Commander Cody - Biography

By J Poet

Commander Cody & the Lost Planet Airmen was the first hippie country band. They got their start playing the dive bars and frat houses of Ann Arbor, MI in the late 60s. When they moved out to Berkeley in 1968 they set the Bay Area on fire with their inspired blend of honky tonk country, rock, boogie woogie, blues and big band-inspired swing. With their fellow Michigan refugees Asleep at the Wheel, they introduced the San Francisco Bay Area to real hard-core country music, albeit viewed through a cannabis and lysergic haze. They toured endlessly and turned out a handful of classic albums, helping to pave the way for the emergence of country-rock.


        George Frayne was born in Idaho, but his father, an artist and illustrator, soon moved the family to Brooklyn to take a job in New York. Frayne had taken piano lessons as a youth, but was planning to follow his father into the world of art and illustration. In 1963 he was at the University of Michigan in Ann Arbor, working his way through school by washing dishes at the Phi Kappa Psi fraternity house. John Tichy was playing guitar in a campus band and invited Frayne to jam with them. They hit it off and played in various cover bands until Frayne graduated in 1966. When they continued on to graduate school they finally put together their own band, Commander Cody and His Lost Planet Airmen, named after a 1950s serial whose main character was named Commando Cody. They cycled through more than 36 musicians before settling on the lineup of Frayne, Tichy, Bill Kirchen, Billy C. Farlow, and The West Virginia Creeper.
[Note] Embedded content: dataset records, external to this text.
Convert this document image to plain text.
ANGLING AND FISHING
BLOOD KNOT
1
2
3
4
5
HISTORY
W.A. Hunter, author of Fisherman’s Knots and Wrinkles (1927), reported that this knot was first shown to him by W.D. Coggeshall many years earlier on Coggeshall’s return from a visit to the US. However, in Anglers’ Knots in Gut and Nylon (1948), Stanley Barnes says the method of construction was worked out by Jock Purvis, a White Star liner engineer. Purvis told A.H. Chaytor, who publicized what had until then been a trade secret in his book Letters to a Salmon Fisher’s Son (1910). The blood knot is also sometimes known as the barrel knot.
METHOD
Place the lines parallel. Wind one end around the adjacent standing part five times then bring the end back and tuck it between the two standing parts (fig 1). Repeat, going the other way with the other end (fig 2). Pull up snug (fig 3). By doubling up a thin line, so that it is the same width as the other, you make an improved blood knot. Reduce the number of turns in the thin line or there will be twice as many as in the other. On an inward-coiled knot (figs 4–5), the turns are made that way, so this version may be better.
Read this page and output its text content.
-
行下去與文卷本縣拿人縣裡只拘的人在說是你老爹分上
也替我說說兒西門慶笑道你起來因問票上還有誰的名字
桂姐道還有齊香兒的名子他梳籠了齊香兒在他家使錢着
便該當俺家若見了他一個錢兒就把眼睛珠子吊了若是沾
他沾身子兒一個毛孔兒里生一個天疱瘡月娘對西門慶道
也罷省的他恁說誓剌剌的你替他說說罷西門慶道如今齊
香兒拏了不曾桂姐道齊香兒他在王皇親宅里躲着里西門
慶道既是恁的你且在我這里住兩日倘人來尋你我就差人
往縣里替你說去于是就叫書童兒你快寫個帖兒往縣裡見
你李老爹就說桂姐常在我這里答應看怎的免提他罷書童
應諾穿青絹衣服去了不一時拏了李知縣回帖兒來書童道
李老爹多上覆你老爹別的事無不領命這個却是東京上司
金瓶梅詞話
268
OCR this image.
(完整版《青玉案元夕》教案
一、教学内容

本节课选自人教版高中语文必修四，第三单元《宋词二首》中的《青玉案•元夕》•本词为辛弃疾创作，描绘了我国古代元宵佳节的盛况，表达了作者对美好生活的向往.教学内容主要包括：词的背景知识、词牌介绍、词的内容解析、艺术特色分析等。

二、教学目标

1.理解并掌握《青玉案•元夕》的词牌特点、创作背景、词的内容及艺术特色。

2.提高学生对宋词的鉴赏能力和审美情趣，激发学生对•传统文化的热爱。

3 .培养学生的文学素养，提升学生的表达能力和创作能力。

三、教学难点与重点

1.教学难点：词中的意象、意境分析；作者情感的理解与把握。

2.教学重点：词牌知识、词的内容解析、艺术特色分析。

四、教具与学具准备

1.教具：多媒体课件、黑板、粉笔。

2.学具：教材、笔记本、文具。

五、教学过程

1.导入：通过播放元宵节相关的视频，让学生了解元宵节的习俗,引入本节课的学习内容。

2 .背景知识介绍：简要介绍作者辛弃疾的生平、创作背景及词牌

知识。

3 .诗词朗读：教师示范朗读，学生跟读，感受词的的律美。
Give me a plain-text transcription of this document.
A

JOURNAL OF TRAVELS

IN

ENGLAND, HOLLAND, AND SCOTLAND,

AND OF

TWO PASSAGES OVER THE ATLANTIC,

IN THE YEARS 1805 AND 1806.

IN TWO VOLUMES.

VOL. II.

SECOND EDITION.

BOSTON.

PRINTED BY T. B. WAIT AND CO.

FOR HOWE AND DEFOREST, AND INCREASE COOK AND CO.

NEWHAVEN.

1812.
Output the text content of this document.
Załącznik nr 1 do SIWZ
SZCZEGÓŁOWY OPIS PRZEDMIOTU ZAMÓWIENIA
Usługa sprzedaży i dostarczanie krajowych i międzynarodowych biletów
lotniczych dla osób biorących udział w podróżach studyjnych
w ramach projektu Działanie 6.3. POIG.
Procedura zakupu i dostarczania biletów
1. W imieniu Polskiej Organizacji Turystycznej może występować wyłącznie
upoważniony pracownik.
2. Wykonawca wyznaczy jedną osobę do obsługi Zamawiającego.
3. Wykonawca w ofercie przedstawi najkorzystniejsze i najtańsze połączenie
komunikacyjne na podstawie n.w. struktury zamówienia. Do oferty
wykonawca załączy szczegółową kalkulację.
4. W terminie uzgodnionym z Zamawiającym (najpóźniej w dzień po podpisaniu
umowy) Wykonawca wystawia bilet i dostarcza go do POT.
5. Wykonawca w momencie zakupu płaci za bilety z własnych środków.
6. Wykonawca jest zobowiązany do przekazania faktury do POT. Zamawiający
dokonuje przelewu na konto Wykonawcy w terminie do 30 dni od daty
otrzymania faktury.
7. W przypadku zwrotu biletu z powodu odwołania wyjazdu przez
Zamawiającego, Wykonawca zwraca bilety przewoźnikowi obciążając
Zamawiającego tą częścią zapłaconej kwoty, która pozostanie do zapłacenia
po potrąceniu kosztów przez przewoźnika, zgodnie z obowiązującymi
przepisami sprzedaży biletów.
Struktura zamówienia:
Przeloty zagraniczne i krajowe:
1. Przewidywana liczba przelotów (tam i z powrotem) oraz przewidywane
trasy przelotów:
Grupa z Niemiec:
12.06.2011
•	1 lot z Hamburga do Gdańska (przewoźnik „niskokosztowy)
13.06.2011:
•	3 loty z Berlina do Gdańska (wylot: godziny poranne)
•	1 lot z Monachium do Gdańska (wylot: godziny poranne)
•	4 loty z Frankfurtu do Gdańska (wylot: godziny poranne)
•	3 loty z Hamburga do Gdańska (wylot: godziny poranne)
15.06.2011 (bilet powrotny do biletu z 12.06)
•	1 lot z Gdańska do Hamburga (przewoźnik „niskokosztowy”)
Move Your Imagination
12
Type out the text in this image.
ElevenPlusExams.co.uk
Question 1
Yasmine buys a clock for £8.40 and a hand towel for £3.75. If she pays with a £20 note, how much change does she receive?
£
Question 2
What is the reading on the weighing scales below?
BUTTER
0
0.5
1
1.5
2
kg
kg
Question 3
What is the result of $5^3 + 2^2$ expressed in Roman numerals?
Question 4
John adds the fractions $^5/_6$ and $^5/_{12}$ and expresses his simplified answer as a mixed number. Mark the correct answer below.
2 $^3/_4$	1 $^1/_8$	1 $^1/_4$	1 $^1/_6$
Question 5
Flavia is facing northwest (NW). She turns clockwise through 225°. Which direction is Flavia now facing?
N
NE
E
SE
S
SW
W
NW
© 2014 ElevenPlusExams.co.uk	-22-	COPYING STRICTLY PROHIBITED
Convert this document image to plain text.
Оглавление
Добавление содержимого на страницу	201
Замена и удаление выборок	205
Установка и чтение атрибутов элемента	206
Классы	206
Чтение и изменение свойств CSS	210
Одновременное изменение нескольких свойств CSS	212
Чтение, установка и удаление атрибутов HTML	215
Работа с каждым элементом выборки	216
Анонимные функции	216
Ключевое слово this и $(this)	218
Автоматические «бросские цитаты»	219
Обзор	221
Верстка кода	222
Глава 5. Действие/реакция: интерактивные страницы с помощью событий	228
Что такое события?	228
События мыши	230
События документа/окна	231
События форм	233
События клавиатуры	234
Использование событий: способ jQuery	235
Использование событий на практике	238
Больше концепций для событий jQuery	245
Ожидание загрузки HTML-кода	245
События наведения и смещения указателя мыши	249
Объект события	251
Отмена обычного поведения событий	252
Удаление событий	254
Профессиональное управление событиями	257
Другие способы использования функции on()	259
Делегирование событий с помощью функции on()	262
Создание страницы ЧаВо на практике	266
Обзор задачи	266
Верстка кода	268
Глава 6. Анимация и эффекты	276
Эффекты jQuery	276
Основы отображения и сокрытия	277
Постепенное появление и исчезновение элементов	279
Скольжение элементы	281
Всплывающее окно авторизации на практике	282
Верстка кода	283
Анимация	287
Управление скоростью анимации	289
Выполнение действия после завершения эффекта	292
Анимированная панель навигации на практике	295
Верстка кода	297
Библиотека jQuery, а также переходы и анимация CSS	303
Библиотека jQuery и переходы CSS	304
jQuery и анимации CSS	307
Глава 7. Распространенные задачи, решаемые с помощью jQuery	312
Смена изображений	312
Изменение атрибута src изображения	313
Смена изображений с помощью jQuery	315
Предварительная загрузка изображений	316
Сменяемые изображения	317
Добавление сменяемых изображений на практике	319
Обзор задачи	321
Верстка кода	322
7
        In 1968 Kirchen left Michigan to go to San Francisco, but when he saw the fertile Bay Area music scene he called Frayne and convinced him to move to Berkeley. Their first gig was at Cody’s Bookstore on July 4, 1968, while a riot raged outside the bookstore. They played live on Telegraph Avenue for spare change (with Cody on accordion) while they rehearsed the band. A date at the Berkeley Folk Festival in 1968 got them noticed and they were able to convince Buffalo Bruce Barlow and Lance Dickerson to leave Charlie Musselwhite’s band and sign up, completing the classic lineup. The Bay Area was a folk rock hotbed in those years and Cody fit right in, although they were a bit more country than folk. A demo tape got them signed to Paramount Records and they cut Lost in the Ozone (1971 Paramount). A cover of Johnny Bond’s “Hot Rod Lincoln” became a radio hit thanks to Frayne’s deadpan vocals and Kirchen’s twang-heavy Telecaster guitar hook. The band bought a tour bus – you can’t get more country than that – and started years of endless touring. Shortly thereafter Andy Stein moved out from back east to add his swinging fiddle to the band. When The West Virginia Creeper split, they also hired San Jose’s Bobby Black. Their second album, Hot Licks, Cold Steel and Trucker’s Favorites (1972 Paramount) included the classic “Mama Hated Deisel” and was as strong as their first, although it didn’t do well on its initial release. Country Casanova (1973 Paramount) borrowed “Smoke That Cigarette” from Tex Williams and did well enough on the country charts to get the band an invitation to play at the 1973 C&W Convention in Nashville. The band got booed off the stage for their hippie garb. Their last Paramount album, Live from Deep in the Heart of Texas (1974), was later dubbed one of the 100 Best Albums of All Time by Rolling Stone magazine.


        Warner signed them and they cut three more classics. Commander Cody & the Lost Planet Airmen (1975 Warner) had an Amazing Science Fiction-like cover and featured the Tower of Power horn section. The album also included a re-make of Roy Hamilton’s “Don’t Let Go” that got into the Top 40. The Tower of Power horn section also helped out on Tales From The Ozone (1975 Warner). Hoyt Axton produced and the album captured some of the band’s live vibe. Their final album for Warner was We’ve Got A Live One Here! (1976).


        Despite having a few radio hits, the label felt they’d failed to live up to commercial expectations. Warner dropped them and they fell apart, leaving behind seven great albums of early Frayne continues on today, splitting his time between his art career and his Cody persona. Lead guitarist Bill Kirchen is still touring and playing roots rock with the Bill Kirchen Band.